Anopheles calderoni is a recognized malaria vector in different parts of Peru, which shares a border with Colombia, and in Colombia was recently reported infected with P. falciparum [10]. An. calderoni infected with P. falciparum and P. vivax VK 210 during months when malaria incidence exceeded historical averages was observed in this study. The rate of infection reported here (0.1%) was similar to that reported for primary vectors in other typical endemic areas of Colombia such as Anopheles nuneztovari (0.101%) and Anopheles darlingi (0.087%) in Antioquia [30] and to that of local vector Anopheles benarrochi B (0.132%) in Putumayo [31]. However, this rate of infection is lower compared to those reported for An. calderoni in Peru (0.26–5.4%) where it is considered as a secondary malaria vector [2].

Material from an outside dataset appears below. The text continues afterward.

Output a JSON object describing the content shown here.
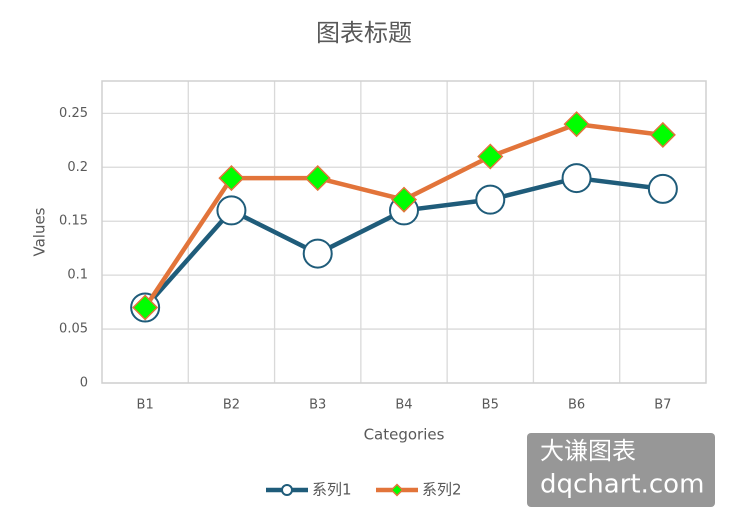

The data used here to estimate An. calderoni EIR meet the criteria suggested by Hay et al. [32] and Beier et al. [33] of at least one year of monthly sampling. The EIR estimated for An. calderoni (2.84 bites/person/year) was similar to that reported for primary vectors in Colombia including An. darlingi (2.9) in Meta [34], An. nuneztovari (3.5–3.6) in Antioquia and Cordoba, and An. darlingi (3.7) in Cordoba [30]. This demonstrates that despite existing heterogeneity in ecology and transmission and the relatively low densities in these areas, that the estimated An. calderoni EIR is similar to that reported for other recognized primary malaria vectors in Colombia.

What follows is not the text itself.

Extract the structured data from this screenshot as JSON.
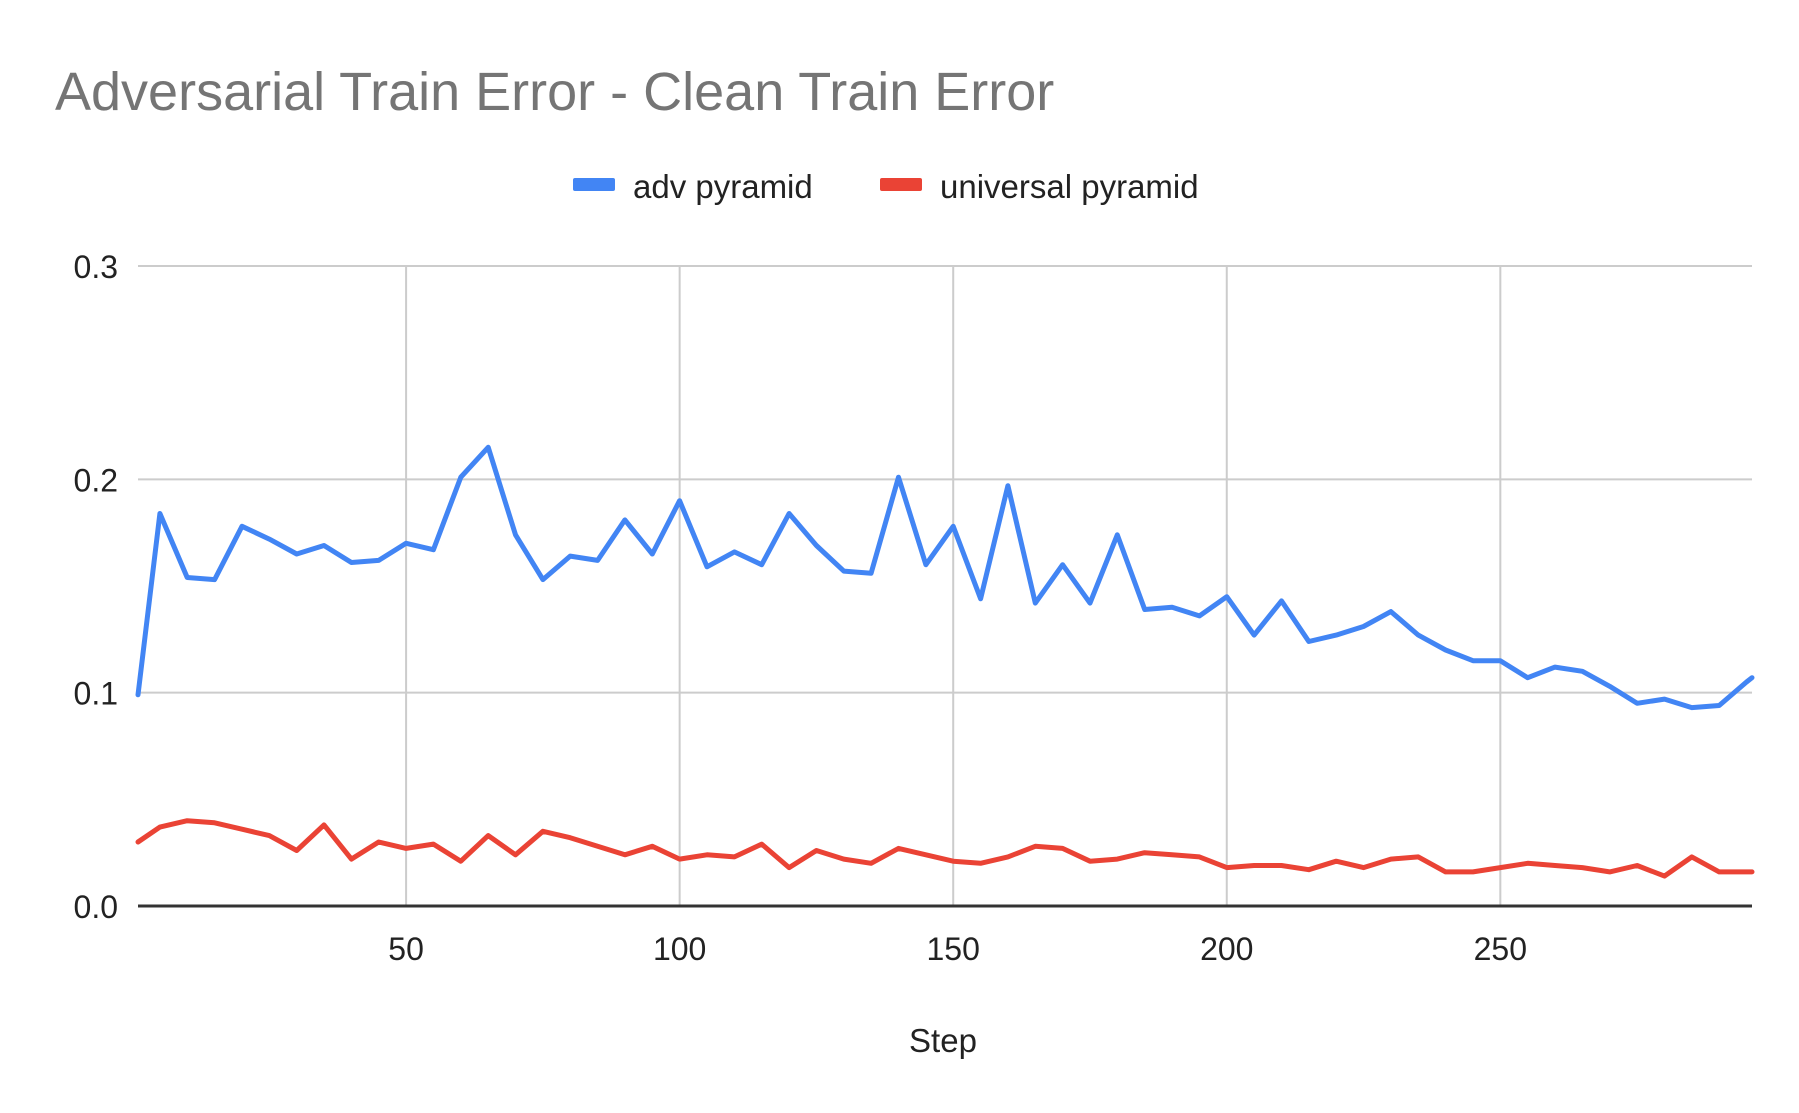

Historically in Colombia, the reported malaria vectors included An. punctimacula as a secondary vector [13]. However, in this study, An. punctimacula was not found but An. calderoni, which suggests that An. calderoni is the species that is actually involved in malaria transmission in the south of Colombia.

The An. calderoni outdoor biting-behaviour preference exhibited in these areas indicates the necessity of introducing additional tools targeting outdoor transmission in the region to decrease human-vector contact. Possible control measures include modification or treatment of larval habitats which has proven successful using methods such as Bacillus thuringiensis israelensis and Bacillus sphaericus [35, 36] other larvicides such as Spinosad [37], which have been approved under WHOPES [38] for the control of mosquitoes, or the use of repellents [39] providing protection to people active in the outdoors during high vector activity. Local evaluation of possible control measures to complement residual indoor spraying or long-lasting insecticide nets is recommended.

Conclusions

This study describes the distribution, biting patterns, seasonal abundance, and natural infectivity of An. calderoni in the southwest of Colombia, a region on the Pacific coast with high malaria transmission. These data show that An. calderoni is a malaria vector in this area. This new information should be used to formulate appropriate malaria control interventions in the area. Given the An. calderoni preference for outdoor-biting behaviour during hours of human activity, vector control measures complementary to any indoor-targeted control measure such as indoor residual spraying or long-lasting insecticide nets should be introduced to protect those exposed before bedtime. These results should also be taken into account in assessing effectiveness of current control measures promoted by the national malaria control programme. The behaviour exhibited by An. calderoni in this area will affect the efficacy of such personal protective measures and would thus render them insufficient for transmission control.